•东风西渐•// 何人识得玉堂春

    文/蔡小容

电影《面纱》

    电影《面纱》,根据毛姆同名小说改编。1920年代,一对新婚夫妇远赴中国,在那里经历了感情危机与霍乱,而霍乱却成了解救并发展他们之间感情的契机。故事是毛姆写的,但其中有个小插曲不是,编剧改的这一段,在我看是整部电影的神来之笔。

    上海,副领事家的派对,入乡随俗请来中国戏班唱堂会。镜头跟随客人进门,只听哐的一声锣鼓响,戏开演了。戏台上的女角,布帕缠头,手搭镣铐,她身后站着一个老解差。看这行头就知道是《苏三起解》。果然,女角开口唱了:“玉堂春……”玉堂春就是苏三,此剧目最耳熟能详的一句唱词是“苏三离了洪洞县”。唱腔渐弱成为背景,让位给台下并坐低语的一对男女。听戏的全是外国人。

    “你喜欢吗?”男人问,他是派对的主人。

    “我从来没看过这样的戏。”高鼻深目的女子觉得新鲜,绽开笑容。

    “她的每个手势都有含义,”男人解释给她听,“看,她以布掩面,在自悲身世。她流落异乡,被卖身为奴,生活无可指望。看到她戴的镣铐了?它们代表她可怜的灵魂挣不脱的枷锁,她哭——”

    后面的话应该照抄英文原文:

    “She weeps for the lively, vivacious girl she once was,

    For the lonely woman she has become。

    And most of all,

    She weeps for the love she’ll never feel,

    For the love she’ll never give。”

    因为字幕上的译文神韵尽失:她为她曾经是个活泼的少女,现在却成了个孤独的女人而流泪;尤其,她为她永远不会感受到爱,也永远不会给予爱而流泪。行文若此,这几句话便是普通句子了,原文的动人在于英语句式在这里起的作用:她哭,为那个活泼、快乐的少女——她曾经是的,为这个孤独的女人——她现在是的。尤其,她哭那爱——她永不会感受到的,也哭这爱——她永不能给出去的。这样的话就能击中人了。看戏的女人果然听得呆了,回头看男人:“她真这么说的吗?”

    男人吸口烟,再吐出来:“我不懂中文。我根本不知道她在唱什么。”

    他俩都笑起来。

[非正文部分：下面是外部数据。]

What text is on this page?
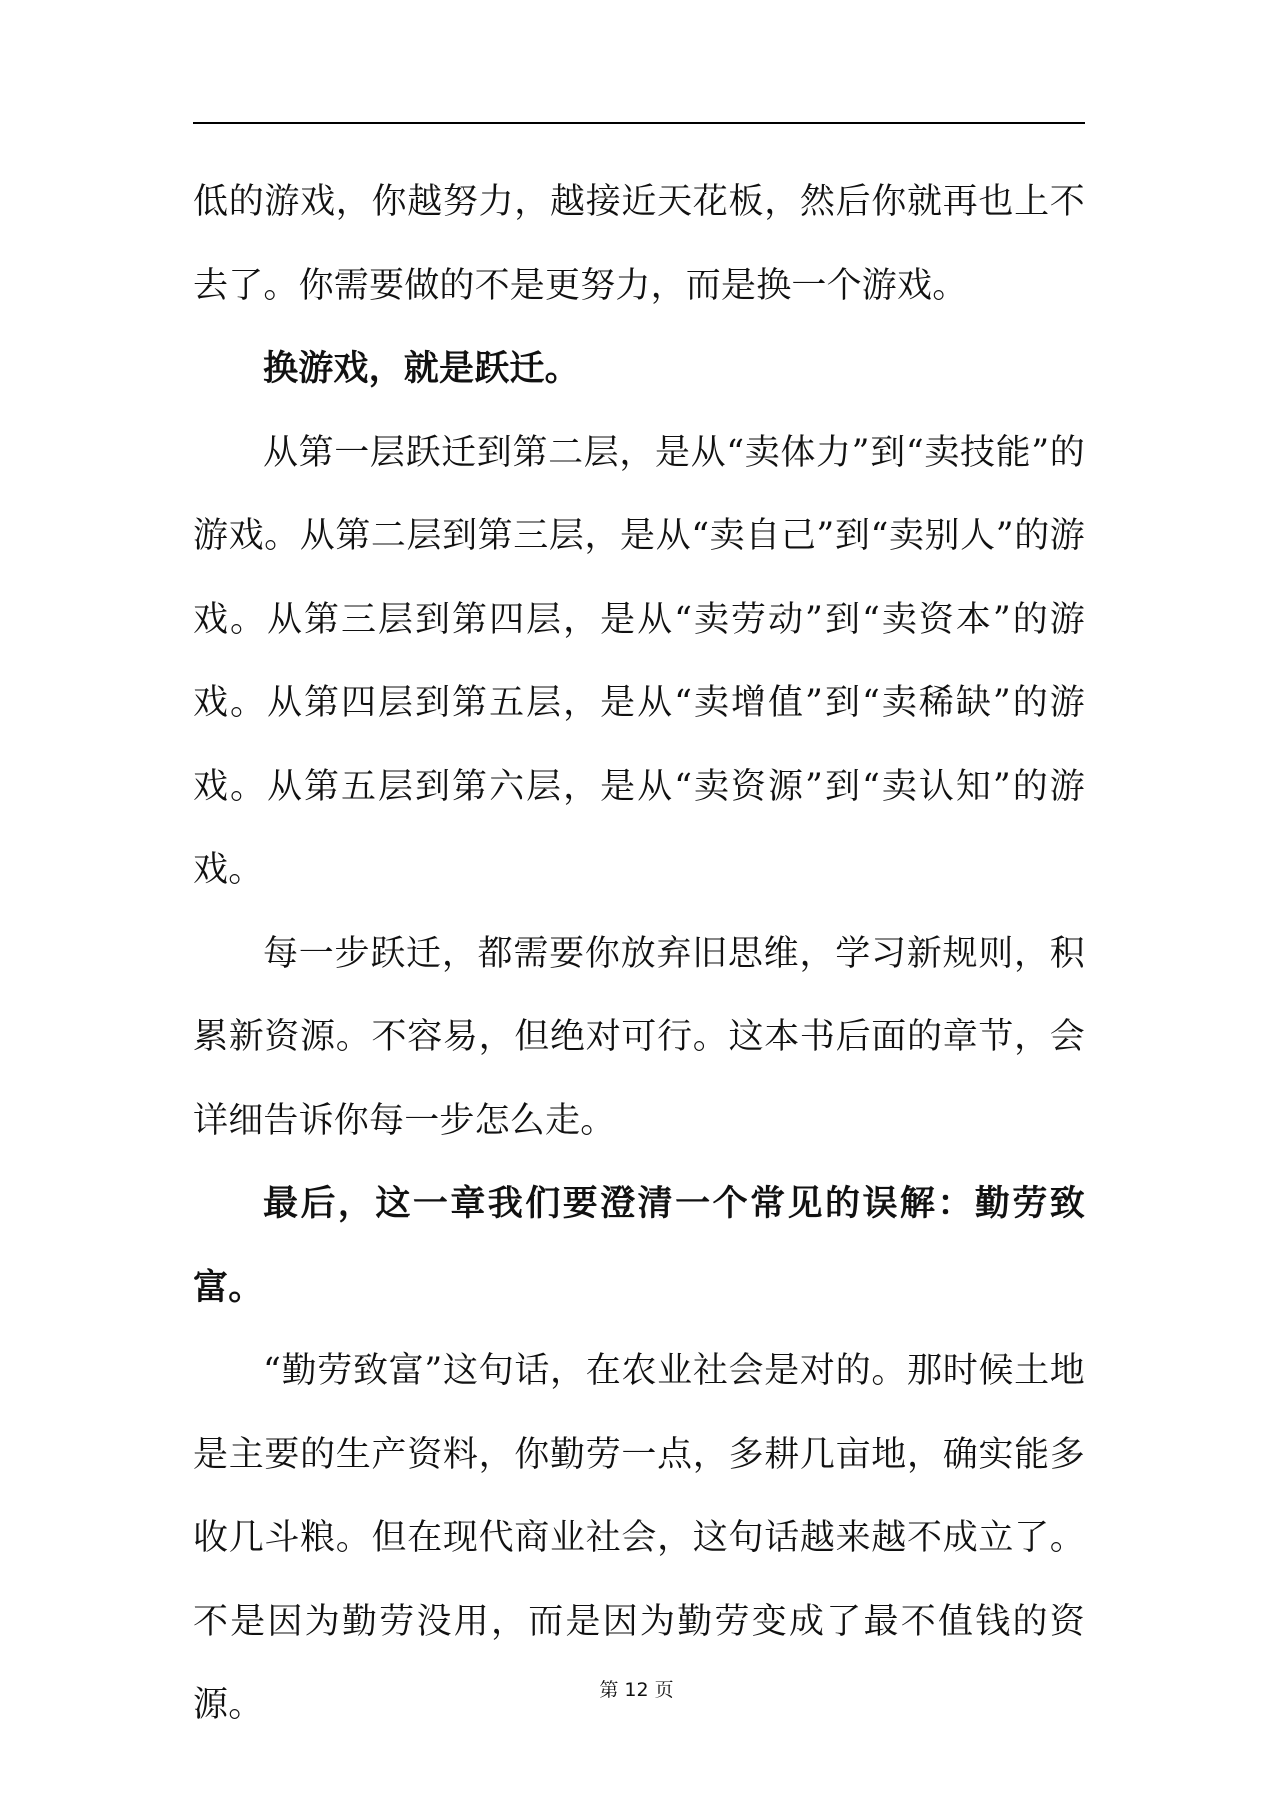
低的游戏，你越努力，越接近天花板，然后你就再也上不去了。你需要做的不是更努力，而是换一个游戏。

换游戏，就是跃迁。

从第一层跃迁到第二层，是从“卖体力”到“卖技能”的游戏。从第二层到第三层，是从“卖自己”到“卖别人”的游戏。从第三层到第四层，是从“卖劳动”到“卖资本”的游戏。从第四层到第五层，是从“卖增值”到“卖稀缺”的游戏。从第五层到第六层，是从“卖资源”到“卖认知”的游戏。

每一步跃迁，都需要你放弃旧思维，学习新规则，积累新资源。不容易，但绝对可行。这本书后面的章节，会详细告诉你每一步怎么走。

最后，这一章我们要澄清一个常见的误解：勤劳致富。

“勤劳致富”这句话，在农业社会是对的。那时候土地是主要的生产资料，你勤劳一点，多耕几亩地，确实能多收几斗粮。但在现代商业社会，这句话越来越不成立了。不是因为勤劳没用，而是因为勤劳变成了最不值钱的资源。	第 12 页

再下一幕他俩就如胶似漆了——这男人不是这女人的丈夫。他是个调情高手,玉堂春的苦情给她解说成这样了!女人的寂寞心事,他一钓就上。

    唱腔一止,电影中看戏的外国人纷纷鼓掌。他们看懂了没有?嘿,连这派对主人都没,他的口吐莲花原是信口雌黄。但是京剧好看他们是懂的:艳妆、水袖、舞蹈、锣鼓点子急锵锵,在在全是精美的考究,别有奥妙。

    电影外,我的学生们也是哗然大笑,当这男人说出“我不懂中文”的时候。这一段正像是抖了个包袱,甩水袖的是那男人,最后一抖一收,一场好戏。而电影中的这出戏曲,这些90后中国大学生们居然不知道,一百多人中只有一个男生知道玉堂春,讲出了故事的梗概:苏三,自幼沦落风尘,在那里她遇见了她的意中人,彼此相亲相爱可是被拆散。她含冤下狱,要被押解到异乡去。“这不就是这个男人解释的情况吗?他讲的没有错呀!”他们居然得出了这么个结论。

    玉堂春的故事,我自小就熟悉了——小人书里有,收音机里有,电视上有,再大点,《三言二拍》也看熟了,《玉堂春落难逢夫》就是它的出处:“便数尽满院名姝,总输她十分春色……”

    毛姆的原著中,与这一情节相对应的中国元素是对“道”的阐释。怎样阐释“道”,在电影中?香港电影《倩女幽魂》中午马的那段道士剑舞是发挥到极致了:“道可道,非常道!……嘿嘿,胡说八道!”但无法对西方电影做同样要求,“道”毕竟太抽象了。编剧将之置换成中国国粹京剧,既符合观众的审美心理,又赋予中国文化恰当的呈现方式,这一段成功地表现了西方人对中国文化的隔膜,似懂、非懂。

    一众演职人员为这电影准备了6年,研究原著小说,并为故事的发生地,1920年代的中国南方小镇做足功课,包括人文背景和当时的政治环境,还请了黄秋生出演一名中国军官,冷不丁爆出一口流利的英语让男主角和观众吃一大惊。玉堂春一幕让人印象尤其深刻,但没想到在21世纪的中国,识得玉堂春的年轻人也不多了。

蔡小容

 蔡小容 武汉大学外语学院教授,兼事写作,主要作品有散文集《小麦的小人书》(又名《浮生旧梦说连环》)《小麦的穗》《她从聊斋来》《探花赶考录》,长篇小说《日居月诸》等。